Inputs that are not part of the fingerprint

The fingerprint is keyed on Cabin's typed resolved inputs. Anything Cabin does not consume is not an input:

  • LD is not consumed by any layer of Cabin (see "Environment variables" above); changing it never moves the fingerprint.
  • CPPFLAGS, CFLAGS, CXXFLAGS, and LDFLAGS are consumed and do move the fingerprint when they change. They participate in exactly the same per-bucket fashion as the matching compile or link argument bucket.
  • The local absolute path to a config file (.cabin/config.toml, ~/.config/cabin/config.toml) is not part of the fingerprint — only the resolved values the file contributed. Two contributors who run Cabin from different working directories with identical config content see the same fingerprint.
  • The CABIN_CACHE_DIR and --cache-dir selection drive where artifacts land on disk but do not change the compile / link argv, so they are not in the fingerprint either.

Direct ninja invocation

cabin build regenerates build.ninja and compile_commands.json from the current manifest / config / toolchain inputs every time it runs. Direct ninja -C <build-dir> invocations do not re-read cabin.toml, .cabin/config.toml, or the environment — Ninja rebuilds an output only when the command line, an explicit input, the depfile, or the output path changes. Run cabin build after manifest, config, or toolchain edits so the fingerprint and the generated commands reflect the new inputs; running Ninja directly against a stale build.ninja is intentionally supported (it's how IDEs and editor watchers re-invoke the incremental build) but does not pick up Cabin-level changes.

Package + index metadata

cabin package writes the manifest's declared [toolchain] and [profile] tables into the canonical <name>-<version>.json so consumers who rebuild from source can reproduce the same compile flags. Environment- or CLI-derived selections are never written. A user-set CXX=... or --cxx /opt/llvm/... only affects the local invocation; it never leaks into a published archive.

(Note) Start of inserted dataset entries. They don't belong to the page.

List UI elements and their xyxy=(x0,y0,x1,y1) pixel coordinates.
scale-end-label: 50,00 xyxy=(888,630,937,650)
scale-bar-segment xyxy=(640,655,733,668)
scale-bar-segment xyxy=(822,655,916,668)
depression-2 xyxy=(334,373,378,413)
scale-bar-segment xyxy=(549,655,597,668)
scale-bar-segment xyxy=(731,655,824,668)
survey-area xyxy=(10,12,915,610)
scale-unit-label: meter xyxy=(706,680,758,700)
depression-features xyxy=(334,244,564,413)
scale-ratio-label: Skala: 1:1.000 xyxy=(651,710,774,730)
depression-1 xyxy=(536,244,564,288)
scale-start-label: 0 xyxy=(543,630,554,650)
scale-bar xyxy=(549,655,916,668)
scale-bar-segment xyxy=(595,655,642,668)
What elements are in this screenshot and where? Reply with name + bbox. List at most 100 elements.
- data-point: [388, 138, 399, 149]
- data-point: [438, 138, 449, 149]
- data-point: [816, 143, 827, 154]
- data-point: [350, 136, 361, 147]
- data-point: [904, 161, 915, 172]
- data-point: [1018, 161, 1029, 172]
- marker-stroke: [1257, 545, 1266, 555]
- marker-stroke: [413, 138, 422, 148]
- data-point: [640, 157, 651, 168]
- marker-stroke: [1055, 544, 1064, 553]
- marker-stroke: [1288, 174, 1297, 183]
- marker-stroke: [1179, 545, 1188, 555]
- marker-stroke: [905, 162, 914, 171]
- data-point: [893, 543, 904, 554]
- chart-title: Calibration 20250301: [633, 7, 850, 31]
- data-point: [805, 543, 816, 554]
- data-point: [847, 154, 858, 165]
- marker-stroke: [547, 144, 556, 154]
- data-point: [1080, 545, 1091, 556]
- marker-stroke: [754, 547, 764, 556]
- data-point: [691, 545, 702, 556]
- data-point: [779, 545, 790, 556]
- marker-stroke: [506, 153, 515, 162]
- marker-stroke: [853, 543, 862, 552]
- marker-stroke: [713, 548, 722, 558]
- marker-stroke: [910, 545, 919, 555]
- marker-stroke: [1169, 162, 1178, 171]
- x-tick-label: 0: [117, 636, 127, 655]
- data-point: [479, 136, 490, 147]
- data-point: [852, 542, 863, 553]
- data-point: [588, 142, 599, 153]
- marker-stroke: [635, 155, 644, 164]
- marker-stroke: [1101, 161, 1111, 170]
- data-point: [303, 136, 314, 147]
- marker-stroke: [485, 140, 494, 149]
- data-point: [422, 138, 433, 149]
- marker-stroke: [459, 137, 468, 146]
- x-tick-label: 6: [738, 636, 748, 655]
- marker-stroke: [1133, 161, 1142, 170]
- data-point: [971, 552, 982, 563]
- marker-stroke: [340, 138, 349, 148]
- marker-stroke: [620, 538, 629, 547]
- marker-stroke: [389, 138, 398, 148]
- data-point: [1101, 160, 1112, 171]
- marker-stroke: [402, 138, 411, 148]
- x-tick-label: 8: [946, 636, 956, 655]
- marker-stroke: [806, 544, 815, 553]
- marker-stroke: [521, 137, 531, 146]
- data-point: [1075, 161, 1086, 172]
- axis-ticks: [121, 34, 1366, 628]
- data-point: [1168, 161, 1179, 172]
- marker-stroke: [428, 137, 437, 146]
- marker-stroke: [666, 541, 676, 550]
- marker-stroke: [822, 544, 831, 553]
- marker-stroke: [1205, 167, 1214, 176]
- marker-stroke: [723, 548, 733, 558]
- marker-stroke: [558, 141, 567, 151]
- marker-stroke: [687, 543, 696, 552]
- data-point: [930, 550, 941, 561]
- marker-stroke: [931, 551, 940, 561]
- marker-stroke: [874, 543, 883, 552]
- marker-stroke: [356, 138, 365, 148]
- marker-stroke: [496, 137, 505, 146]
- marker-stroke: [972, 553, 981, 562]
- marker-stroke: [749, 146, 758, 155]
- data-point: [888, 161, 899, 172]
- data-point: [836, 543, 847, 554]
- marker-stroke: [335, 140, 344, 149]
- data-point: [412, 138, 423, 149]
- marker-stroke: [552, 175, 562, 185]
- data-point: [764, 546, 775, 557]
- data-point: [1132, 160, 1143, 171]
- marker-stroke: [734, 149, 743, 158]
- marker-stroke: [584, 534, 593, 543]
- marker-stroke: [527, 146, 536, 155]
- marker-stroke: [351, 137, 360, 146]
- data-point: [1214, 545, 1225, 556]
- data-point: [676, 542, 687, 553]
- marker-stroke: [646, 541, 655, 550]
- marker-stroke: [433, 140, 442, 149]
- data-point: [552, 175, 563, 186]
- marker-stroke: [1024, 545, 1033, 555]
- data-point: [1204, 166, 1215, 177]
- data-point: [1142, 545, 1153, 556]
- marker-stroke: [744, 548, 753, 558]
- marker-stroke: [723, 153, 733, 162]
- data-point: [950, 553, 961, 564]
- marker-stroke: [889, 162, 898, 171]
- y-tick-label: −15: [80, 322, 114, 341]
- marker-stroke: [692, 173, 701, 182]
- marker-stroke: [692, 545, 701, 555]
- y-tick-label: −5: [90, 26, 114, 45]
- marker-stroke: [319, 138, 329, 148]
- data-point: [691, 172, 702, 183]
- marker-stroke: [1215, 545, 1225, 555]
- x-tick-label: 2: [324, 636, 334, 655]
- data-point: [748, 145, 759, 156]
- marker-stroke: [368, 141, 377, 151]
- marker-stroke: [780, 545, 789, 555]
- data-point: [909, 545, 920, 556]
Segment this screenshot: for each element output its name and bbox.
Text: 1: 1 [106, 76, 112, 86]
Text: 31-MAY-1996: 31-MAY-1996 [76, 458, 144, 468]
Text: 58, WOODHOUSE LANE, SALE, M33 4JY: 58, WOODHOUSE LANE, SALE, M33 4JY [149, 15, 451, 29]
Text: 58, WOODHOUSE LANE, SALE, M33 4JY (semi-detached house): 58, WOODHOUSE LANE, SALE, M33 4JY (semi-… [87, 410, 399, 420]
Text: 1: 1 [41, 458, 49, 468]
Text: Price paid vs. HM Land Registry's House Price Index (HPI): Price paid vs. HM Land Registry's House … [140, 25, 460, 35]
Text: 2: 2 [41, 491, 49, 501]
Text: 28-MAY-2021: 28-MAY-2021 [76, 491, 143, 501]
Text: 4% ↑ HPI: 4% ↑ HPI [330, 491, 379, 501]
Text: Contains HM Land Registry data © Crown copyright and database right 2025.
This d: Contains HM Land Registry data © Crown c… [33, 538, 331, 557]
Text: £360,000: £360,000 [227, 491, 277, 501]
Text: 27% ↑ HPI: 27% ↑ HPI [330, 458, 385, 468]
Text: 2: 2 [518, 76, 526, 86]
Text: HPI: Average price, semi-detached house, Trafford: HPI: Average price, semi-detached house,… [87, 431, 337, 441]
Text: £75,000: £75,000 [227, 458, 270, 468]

The local file registry and the sparse-HTTP index round-trip the same fields opaquely. Older registries that omit the new fields continue to load. The resolver itself does not consult any of these values — registry resolution remains profile- and toolchain-independent.

Deferred / out of scope

  • Compiler probe compilations beyond running --version.
  • Compiler-specific conditional flags (cfg(compiler = "clang") / cfg(compiler_version = ...)).
  • distcc / icecc wrapper integration. (ccache / sccache are supported — see docs/compiler-cache.md.)
  • Sysroot or SDK discovery.
  • Full Windows / MSVC support (cl.exe, link.exe, MSBuild, Visual Studio detection); MSVC is detected but the C++ backend cannot drive it.
  • A diagnostics abstraction (SARIF / JSON output formats). Capabilities for these are detected, but Cabin does not emit either format.
  • Per-package profile overrides for [toolchain].
  • A CLI escape hatch for raw compile / link flags (--cflag).
  • LD env-var honoring (linker selection requires a linker-command abstraction the backend lacks).